Garbage in, catastrophe out: The bad data epidemic
Even when systems are “online,” they are often running on corrupted, inaccurate data, turning your sophisticated digital infrastructure into a high-speed engine for generating costly errors. The global retail industry lost an astonishing $1.77tn (approximately R28.3tn) in 2023 to "inventory distortion", the gap between what a system thinks is available and what is physically on the shelf.
Photo by Tiger Lily via www.pexels.com
The unseen network: Your warehouse’s Achilles’ Heel
Underpinning this entire digital ecosystem is the wireless network, the invisible infrastructure that is often the weakest link.

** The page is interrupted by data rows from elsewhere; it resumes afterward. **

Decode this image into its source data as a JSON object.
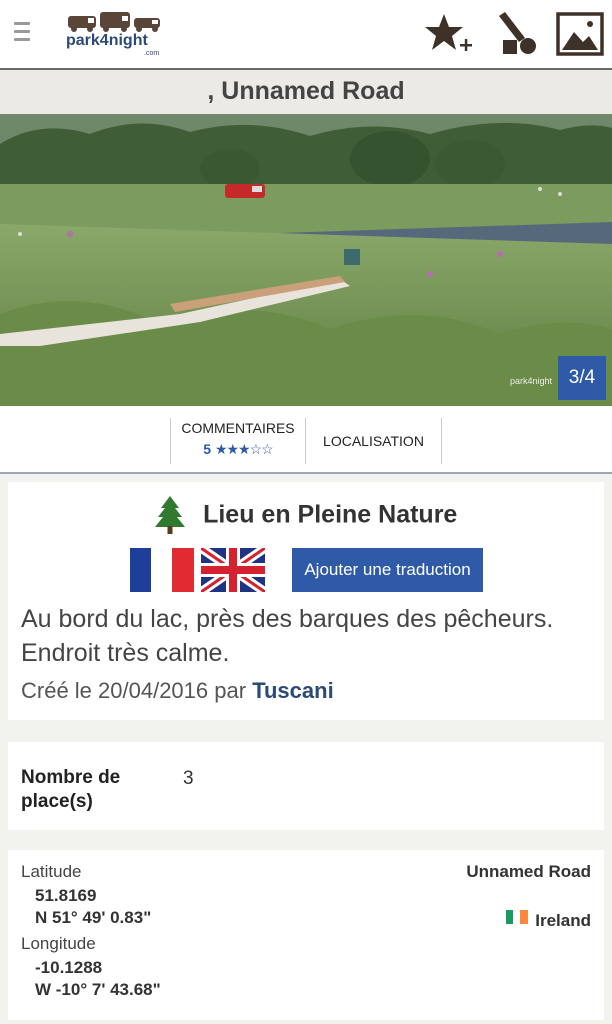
{
  "header": {
    "logo_text": "park4night",
    "logo_suffix": ".com"
  },
  "place": {
    "title": ",  Unnamed Road"
  },
  "photo": {
    "counter": "3/4",
    "credit": "park4night"
  },
  "tabs": {
    "comments_label": "COMMENTAIRES",
    "rating_count": "5",
    "rating_stars": "★★★☆☆",
    "rating_value": 3.5,
    "location_label": "LOCALISATION"
  },
  "description": {
    "type_label": "Lieu en Pleine Nature",
    "translate_button": "Ajouter une traduction",
    "text": "Au bord du lac, près des barques des pêcheurs. Endroit très calme.",
    "created_prefix": "Créé le 20/04/2016 par",
    "author": "Tuscani"
  },
  "details": {
    "places_label": "Nombre de place(s)",
    "places_value": "3"
  },
  "coordinates": {
    "latitude_label": "Latitude",
    "latitude_decimal": "51.8169",
    "latitude_dms": "N 51° 49' 0.83\"",
    "longitude_label": "Longitude",
    "longitude_decimal": "-10.1288",
    "longitude_dms": "W -10° 7' 43.68\"",
    "road": "Unnamed Road",
    "country": "Ireland"
  },
  "colors": {
    "accent": "#2e5aa8",
    "brand": "#2b4a7a"
  },
  "icons": [
    "menu-icon",
    "add-favorite-icon",
    "report-icon",
    "add-photo-icon",
    "tree-icon",
    "flag-fr-icon",
    "flag-gb-icon",
    "flag-ie-icon"
  ]
}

In the complex, interference-prone environment of a modern warehouse (filled with metal racks, concrete walls, and moving machinery), maintaining stable connectivity is a monumental challenge.
The result is a constant, low-grade hum of signal loss, dropped connections, and transaction delays that are rarely captured by traditional IT monitoring. Your network dashboard might show 99.5% uptime, but your workers on the floor are experiencing a reality of constant, frustrating micro-disruptions.
A call for digital realism
"The rush to digitise warehouse operations is not inherently wrong, but the blind faith in technology as a panacea is deeply flawed. Until we confront the uncomfortable truth about invisible downtime, data accuracy, and network reliability, our gleaming new digital warehouses will remain ticking time bombs, silently eroding the very profitability they were built to enhance," says Harvey.
Specno believes that business leaders must start asking the hard questions. What is the real-time accuracy of our inventory data? What is the true cost of the “invisible downtime” happening on our warehouse floor? Is our network infrastructure robust enough to support the demands of our digital ambitions?
Until we confront these uncomfortable truths, our gleaming new digital warehouses will remain ticking time bombs, silently eroding the very profitability they were built to enhance.